Experimental methodology: Two granular media were used—a natural sand (mean grain size ≈ 0.5 mm) and glass beads (mean grain size ≈ 0.3 mm). The granular layer thickness was kept constant for each set of runs. The plane was slowly tilted upward in increments of 0.1°, and the angle at which the layer first yielded (θ_start) was recorded. The plane was then slowly lowered, and the angle at which motion stopped (θ_stop) was measured. High‑resolution imaging was employed before and after each run to quantify any changes in surface topography and to verify that the pillars did not alter the bulk packing fraction.

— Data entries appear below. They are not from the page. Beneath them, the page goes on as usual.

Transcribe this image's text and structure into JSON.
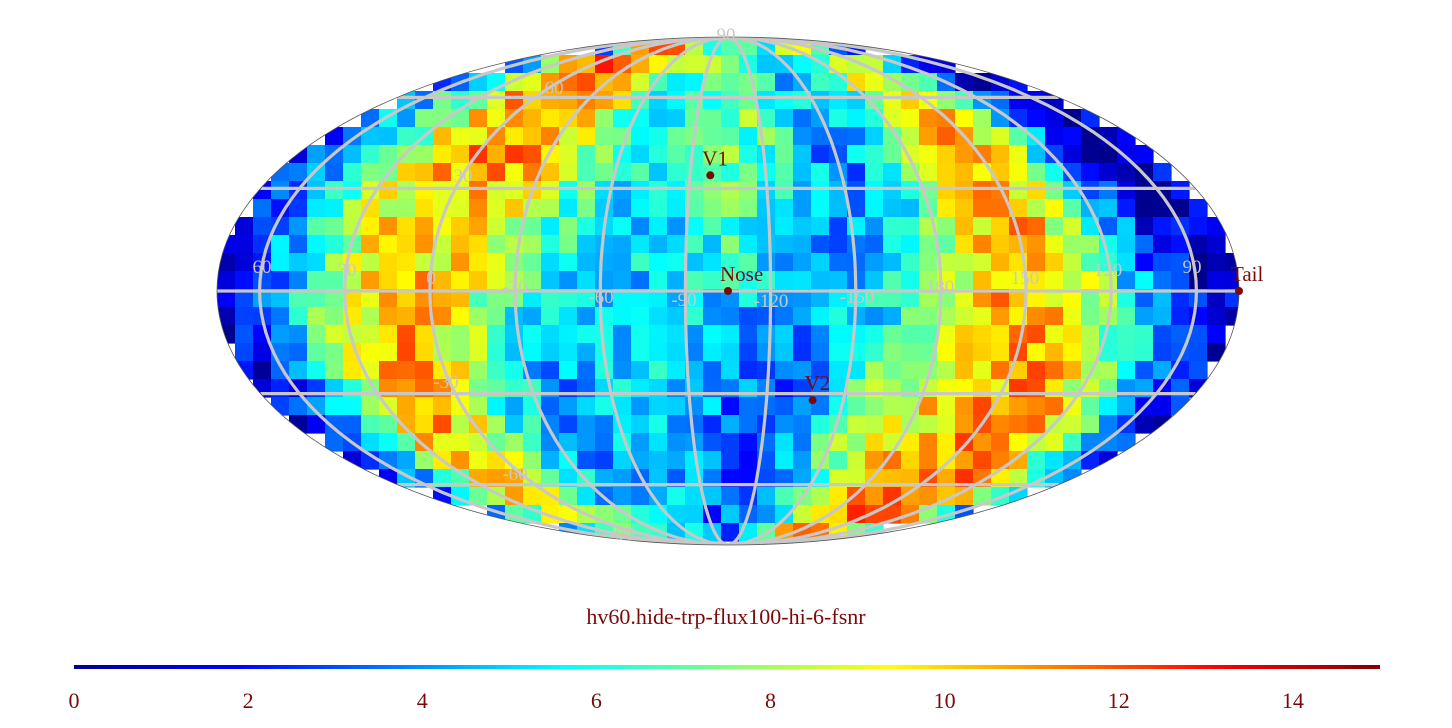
{
  "map": {
    "projection": "mollweide",
    "center_longitude_label": "-105",
    "longitude_labels": [
      "60",
      "30",
      "0",
      "-30",
      "-60",
      "-90",
      "-120",
      "-150",
      "180",
      "150",
      "120",
      "90"
    ],
    "latitude_labels": [
      "90",
      "60",
      "30",
      "-30",
      "-60",
      "-90"
    ],
    "markers": [
      {
        "name": "V1",
        "label": "V1",
        "lon": -98,
        "lat": 34
      },
      {
        "name": "Nose",
        "label": "Nose",
        "lon": -105,
        "lat": 0
      },
      {
        "name": "V2",
        "label": "V2",
        "lon": -138,
        "lat": -32
      },
      {
        "name": "Tail",
        "label": "Tail",
        "lon": 75,
        "lat": 0
      }
    ],
    "colors": {
      "grid": "#c8c8c8",
      "marker": "#7a0a0a",
      "colormap": [
        "#00008f",
        "#0000ff",
        "#0080ff",
        "#00ffff",
        "#80ff80",
        "#ffff00",
        "#ff8000",
        "#ff0000",
        "#800000"
      ]
    }
  },
  "title": "hv60.hide-trp-flux100-hi-6-fsnr",
  "colorbar": {
    "min": 0,
    "max": 15,
    "ticks": [
      "0",
      "2",
      "4",
      "6",
      "8",
      "10",
      "12",
      "14"
    ]
  }
}
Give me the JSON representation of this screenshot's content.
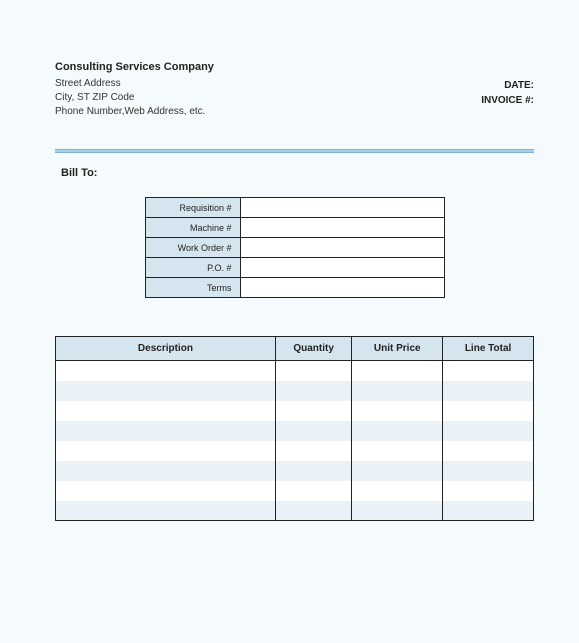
{
  "company": {
    "name": "Consulting Services Company",
    "street": "Street Address",
    "city_line": "City, ST  ZIP Code",
    "contact_line": "Phone Number,Web Address, etc."
  },
  "meta": {
    "date_label": "DATE:",
    "invoice_label": "INVOICE #:"
  },
  "bill_to_label": "Bill To:",
  "info_rows": {
    "requisition": "Requisition #",
    "machine": "Machine #",
    "work_order": "Work Order #",
    "po": "P.O. #",
    "terms": "Terms"
  },
  "columns": {
    "description": "Description",
    "quantity": "Quantity",
    "unit_price": "Unit Price",
    "line_total": "Line Total"
  },
  "colors": {
    "page_bg": "#f5fafc",
    "header_fill": "#d5e5ef",
    "stripe": "#eaf2f7",
    "border": "#222222",
    "divider": "#a9d1e6"
  },
  "line_count": 8
}
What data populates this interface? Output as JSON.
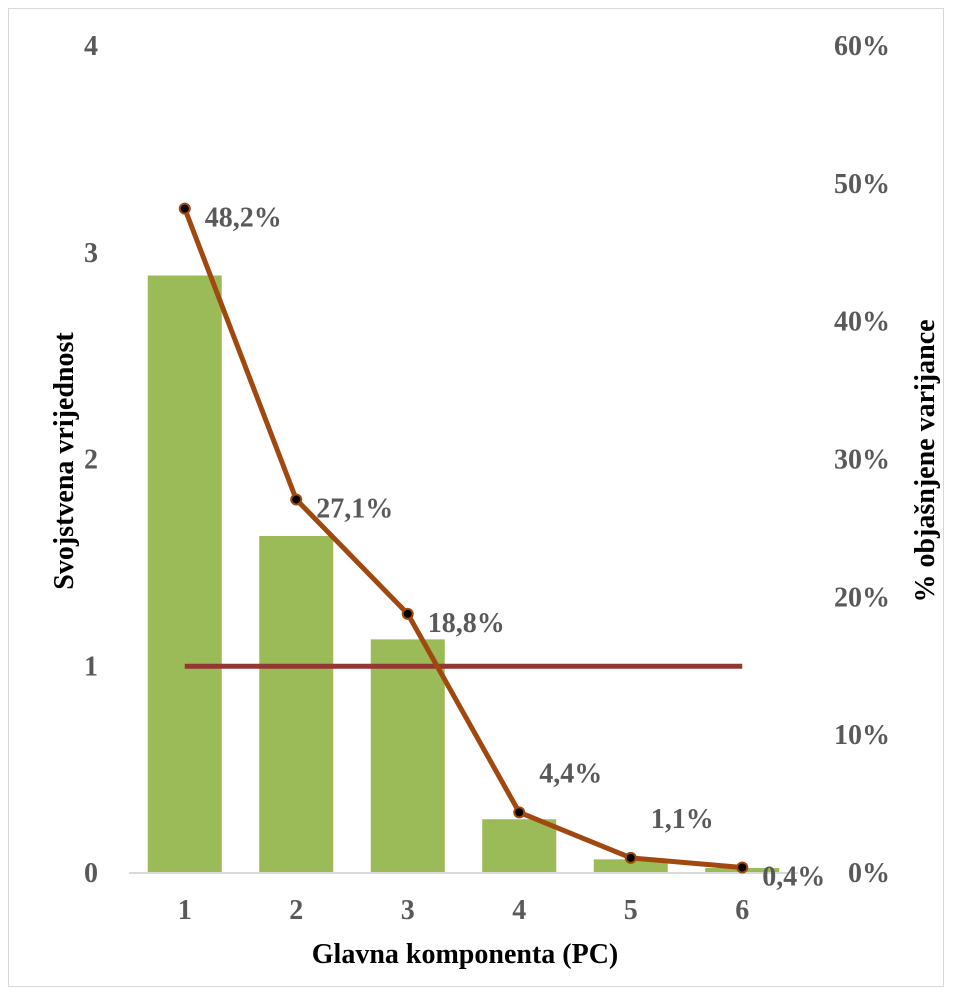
{
  "chart_data": {
    "type": "bar",
    "categories": [
      "1",
      "2",
      "3",
      "4",
      "5",
      "6"
    ],
    "series": [
      {
        "type": "bar",
        "axis": "left",
        "color": "#9BBB59",
        "values": [
          2.89,
          1.63,
          1.13,
          0.26,
          0.066,
          0.024
        ]
      },
      {
        "type": "line",
        "axis": "right",
        "color": "#A0480F",
        "values": [
          48.2,
          27.1,
          18.8,
          4.4,
          1.1,
          0.4
        ],
        "labels": [
          "48,2%",
          "27,1%",
          "18,8%",
          "4,4%",
          "1,1%",
          "0,4%"
        ]
      },
      {
        "type": "line",
        "axis": "left",
        "color": "#943634",
        "values": [
          1,
          1,
          1,
          1,
          1,
          1
        ]
      }
    ],
    "xlabel": "Glavna komponenta (PC)",
    "ylabel": "Svojstvena vrijednost",
    "y2label": "% objašnjene varijance",
    "ylim": [
      0,
      4
    ],
    "y2lim": [
      0,
      60
    ],
    "yticks": [
      "0",
      "1",
      "2",
      "3",
      "4"
    ],
    "y2ticks": [
      "0%",
      "10%",
      "20%",
      "30%",
      "40%",
      "50%",
      "60%"
    ],
    "grid": false,
    "legend": "none"
  }
}
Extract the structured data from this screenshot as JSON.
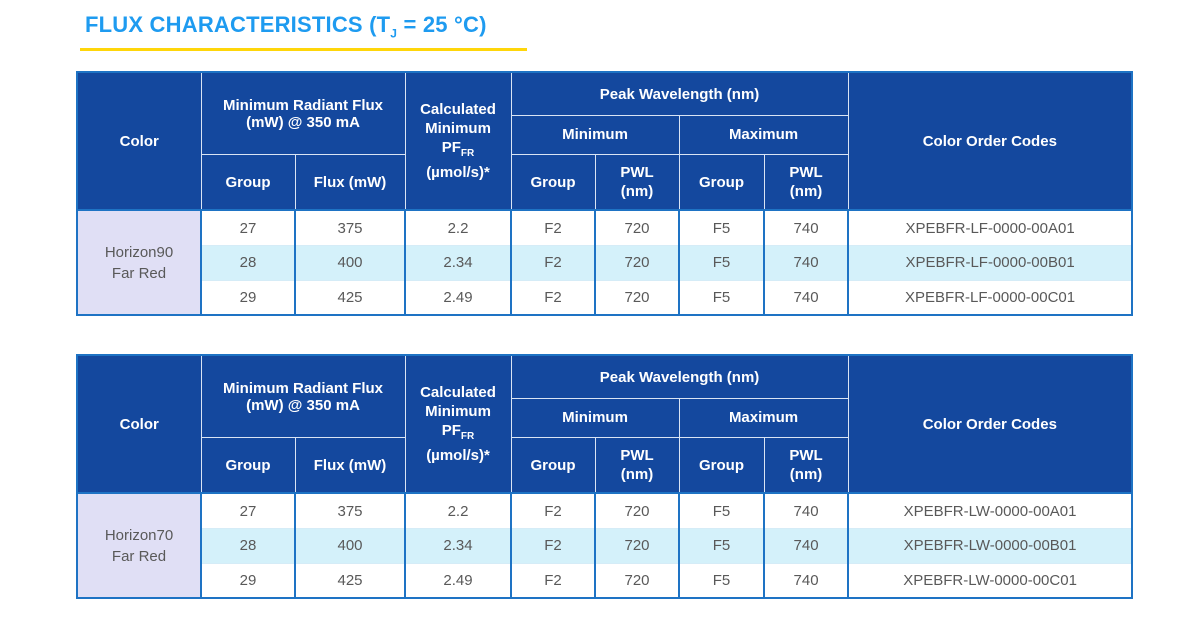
{
  "page": {
    "title": {
      "pre": "FLUX CHARACTERISTICS (T",
      "sub": "J",
      "post": " = 25 °C)"
    }
  },
  "colors": {
    "title_blue": "#1E9BF0",
    "underline_yellow": "#FFD60A",
    "header_navy": "#14489E",
    "border_blue": "#1E73C4",
    "color_cell_lavender": "#E0DFF5",
    "highlight_row_cyan": "#D4F1FA",
    "body_text_gray": "#595959"
  },
  "header": {
    "color": "Color",
    "radiant_flux": "Minimum Radiant Flux (mW) @ 350 mA",
    "group": "Group",
    "flux": "Flux (mW)",
    "calc_line1": "Calculated",
    "calc_line2": "Minimum",
    "calc_pf": "PF",
    "calc_pf_sub": "FR",
    "calc_units": "(µmol/s)*",
    "peak_wavelength": "Peak Wavelength (nm)",
    "minimum": "Minimum",
    "maximum": "Maximum",
    "pwl": "PWL",
    "pwl_unit": "(nm)",
    "order_codes": "Color Order Codes"
  },
  "tables": [
    {
      "color_line1": "Horizon90",
      "color_line2": "Far Red",
      "rows": [
        [
          "27",
          "375",
          "2.2",
          "F2",
          "720",
          "F5",
          "740",
          "XPEBFR-LF-0000-00A01"
        ],
        [
          "28",
          "400",
          "2.34",
          "F2",
          "720",
          "F5",
          "740",
          "XPEBFR-LF-0000-00B01"
        ],
        [
          "29",
          "425",
          "2.49",
          "F2",
          "720",
          "F5",
          "740",
          "XPEBFR-LF-0000-00C01"
        ]
      ]
    },
    {
      "color_line1": "Horizon70",
      "color_line2": "Far Red",
      "rows": [
        [
          "27",
          "375",
          "2.2",
          "F2",
          "720",
          "F5",
          "740",
          "XPEBFR-LW-0000-00A01"
        ],
        [
          "28",
          "400",
          "2.34",
          "F2",
          "720",
          "F5",
          "740",
          "XPEBFR-LW-0000-00B01"
        ],
        [
          "29",
          "425",
          "2.49",
          "F2",
          "720",
          "F5",
          "740",
          "XPEBFR-LW-0000-00C01"
        ]
      ]
    }
  ]
}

Key findings: In the absence of pillars, the baseline angles were θ_start ≈ 23° and θ_stop ≈ 19°, consistent with literature for similar roughness. Introducing pillars increased both angles, and the effect grew markedly as the pillar spacing decreased. For L = 20 mm the increase was modest (≈ +2° for θ_start, +1.5° for θ_stop). At L = 10 mm the rise was about +5° and +4°, respectively, while the densest configuration (L = 5 mm) produced the largest shift, raising θ_start to ≈ 35° and θ_stop to ≈ 28°. Thus, halving the spacing roughly doubled the stability enhancement.

The authors propose a simple analytical model to capture this behavior. The normal stress acting on a pillar is σ_n = ρ g h cosθ, where ρ is the bulk density of the granular layer, h its thickness, g gravity, and θ the inclination. The drag (or shear) force contributed by a single pillar is taken as F_p = k σ_n A_p, where A_p = π(d_p/2)^2 is the pillar cross‑sectional area and k is an empirical coefficient (found to be ≈ 0.15). Because pillars are arranged on a square lattice, the number of pillars per unit area is φ = 1/L^2. The total additional shear stress due to the forest is therefore τ_p = k σ_n A_p φ. Adding this to the basal shear stress τ_0 = μ_0 σ_n (μ_0 being the friction coefficient of the bare rough plane) yields a total shear resistance τ = (μ_0 + k A_p φ) σ_n. In other words, the effective friction coefficient becomes μ_eff = μ_0 + k A_p φ, which grows linearly with pillar density. When the measured φ and A_p are inserted, the predicted increase in μ_eff matches the observed rise in both θ_start and θ_stop across all spacings, confirming the model’s validity.

Additional experiments varying pillar height showed that once the pillar height exceeds roughly three times the mean grain diameter, the incremental stability gain saturates. This is interpreted as a geometric limitation: grains can no longer fully engage the entire pillar surface and instead flow around the obstacles, limiting the additional shear resistance.

Implications: The study demonstrates that a deliberately engineered “forest” of vertical obstacles can substantially raise the critical angles for granular flow on slopes. This insight is directly relevant to geotechnical engineering, where vegetation roots, engineered piles, or artificial roughness elements could be deployed to mitigate landslides or debris flows. In industrial contexts, the findings suggest that arranging posts or ribs on inclined conveyors could be used to tune flow onset, prevent uncontrolled avalanching, and improve material handling safety.

In conclusion, the paper provides a clear experimental quantification of how obstacle density influences granular stability, validates a straightforward friction‑based model, and opens pathways for both natural hazard mitigation and engineered granular flow control.